По телу ординарца прошла дрожь, он тоскливо поглядел в сторону избы, в которой только что скрылся расположенный к нему майор.

У Ярцева был свой план… Он хорошо знал солдата Коробова, его мужицкую основательность, сноровистость в любом деле, за какое бы он ни взялся. Эти исконные его качества были усилены внутренней строгой дисциплиной, которую он обрел еще до армии, в бытность свою милиционером. Положение сельского милиционера, как бы предоставленного самому себе (ближайшее начальство в районном центре), развило в нем чувство ответственности. Оно не раз проявлялось в его нелегкой солдатской службе, и, в частности, в той истории с самолетом, где Коробов действовал на свой страх и риск, но обдуманно и четко, Ярцев это признал.

Старший лейтенант не сомневался, что точно так же, хладнокровно, обдуманно и четко, Коробов вел себя в схватке на шоссе. Поэтому он не поверил ни одному слову ординарца. Сейчас ему важно было не столько уличить этого типа во лжи, сколько выяснить истинный характер полученных Коробовым разведданных, поскольку от них зависело, какое решение ими с майором будет принято — правильное или ошибочное.

Коробову как старшему в группе было поручено, по возможности не обнаруживая себя, выяснить местоположение гитлеровских войск, плотность их боевых порядков в районе шоссе. И однако он принял решение атаковать шедшую по дороге немецкую машину. Чем это было продиктовано?

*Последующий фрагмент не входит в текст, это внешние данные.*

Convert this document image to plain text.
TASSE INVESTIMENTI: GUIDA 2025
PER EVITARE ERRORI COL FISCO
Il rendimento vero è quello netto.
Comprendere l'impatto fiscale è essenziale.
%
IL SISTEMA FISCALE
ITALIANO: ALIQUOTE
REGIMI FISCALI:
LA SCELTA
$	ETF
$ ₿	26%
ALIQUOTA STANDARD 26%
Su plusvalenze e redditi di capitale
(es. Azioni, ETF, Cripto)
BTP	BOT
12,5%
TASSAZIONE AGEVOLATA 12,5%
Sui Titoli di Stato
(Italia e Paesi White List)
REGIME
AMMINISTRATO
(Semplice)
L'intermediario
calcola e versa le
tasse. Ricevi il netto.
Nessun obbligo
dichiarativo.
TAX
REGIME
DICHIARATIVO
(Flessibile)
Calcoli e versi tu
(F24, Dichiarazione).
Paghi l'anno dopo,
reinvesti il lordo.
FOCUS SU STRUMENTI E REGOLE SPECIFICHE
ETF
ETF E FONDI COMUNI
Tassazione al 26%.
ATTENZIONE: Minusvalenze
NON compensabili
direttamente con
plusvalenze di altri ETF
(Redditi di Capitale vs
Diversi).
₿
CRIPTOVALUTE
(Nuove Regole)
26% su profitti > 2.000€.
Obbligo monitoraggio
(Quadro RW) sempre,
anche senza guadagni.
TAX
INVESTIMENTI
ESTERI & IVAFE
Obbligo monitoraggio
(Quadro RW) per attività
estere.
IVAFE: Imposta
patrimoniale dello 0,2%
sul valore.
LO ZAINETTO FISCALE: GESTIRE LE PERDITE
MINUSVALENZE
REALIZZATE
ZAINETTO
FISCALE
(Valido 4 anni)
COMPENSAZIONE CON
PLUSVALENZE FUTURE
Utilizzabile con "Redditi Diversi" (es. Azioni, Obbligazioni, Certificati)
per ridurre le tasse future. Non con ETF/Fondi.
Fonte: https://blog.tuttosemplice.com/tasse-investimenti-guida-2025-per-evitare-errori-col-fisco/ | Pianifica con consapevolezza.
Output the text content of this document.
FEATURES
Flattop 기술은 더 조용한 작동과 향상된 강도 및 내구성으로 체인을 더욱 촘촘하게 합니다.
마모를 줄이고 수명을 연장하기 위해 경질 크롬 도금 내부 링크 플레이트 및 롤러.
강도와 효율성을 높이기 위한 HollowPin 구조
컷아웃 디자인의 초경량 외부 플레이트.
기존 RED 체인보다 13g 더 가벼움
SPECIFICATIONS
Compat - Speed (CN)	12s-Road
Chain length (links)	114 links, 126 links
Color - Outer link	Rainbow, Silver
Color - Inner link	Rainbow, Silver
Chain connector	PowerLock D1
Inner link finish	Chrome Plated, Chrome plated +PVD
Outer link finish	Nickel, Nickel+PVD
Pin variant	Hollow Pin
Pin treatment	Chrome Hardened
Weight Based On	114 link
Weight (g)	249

— Отвечай быстро! — скомандовал Ярцев. — На протяжении какого времени велось наблюдение на шоссе?

У ординарца на переносице выступили зерна пота.

— У меня часов нет.

— А что на руке?

— Остановились. Видите, стекло треснуло…

— Когда треснуло?

— Да когда бой был…

— Ну-ка покажи.

Остановившиеся часы показывали без пяти шесть. «Как раз в это время и показалась на шоссе машина», — отметил Ярцев.

— К дороге из леса вышли затемно?

— Да, не видно было ни зги…

— Так сколько же вы провели времени у шоссе?

— Час просидели. Не меньше…

«Ясно, часовое наблюдение за шоссе показало, что гитлеровцы или не дошли, или уже прошли, во всяком случае, дорога на длительном отрезке свободна. Поэтому он и решился перехватить одинокую штабную машину: был уверен, что подразделений противника поблизости нет… Тот факт, что немецкий «мерседес» шел без сопровождения, тоже говорил о многом. Ясно, что гитлеровцы крупными силами уже прорвались вперед. Отрезок шоссе, по которому шла одинокая машина, по существу, уже был для немцев тылом, что и породило у штабного офицера ложное чувство безопасности».

Ярцев отчетливо представил себе нить рассуждений Коробова, как будто сам лично находился рядом с ним в то слякотное осеннее утро возле шоссе. «Надо немедля, думал Коробов, пока фрицы не спохватились, пересечь дорогу и идти на север для соединения со своими. Здесь немцы не ожидают удара, их легче застать врасплох. На юге, куда противник, стараясь замкнуть кольцо окружения, рвется с двух сторон, успеха добиться будет труднее».

Что должен был делать Коробов, придя к такому выводу? Это ясно: позаботиться о том, чтобы раздобыть данные, убедительно подтверждающие справедливость своей оценки обстановки. Такими данными могли оказаться показания гитлеровского офицера или захваченные у него документы.

По каким-то причинам Коробову не удалось полностью осуществить свой замысел. Более того, сам он погиб. Что было тому виной? Неожиданные действия противника или этот трусливый ординарец? На этот вопрос Ярцев в данную минуту найти ответа не мог. Он резко отвернулся и быстро направился к крыльцу, на которое несколько минут назад поднялся майор.

Между ними снова вспыхнул острый спор, результатом которого было решение: майор с частью двинется на юг — он нашел на немецкой карте то, что искал, — подтверждение правильности избранного им направления. А Ярцев со своими людьми произведет разведку боем в районе шоссе и, если понадобится, задержит гитлеровцев, прикроет отход части. И тот и другой понимали, что это компромиссное решение.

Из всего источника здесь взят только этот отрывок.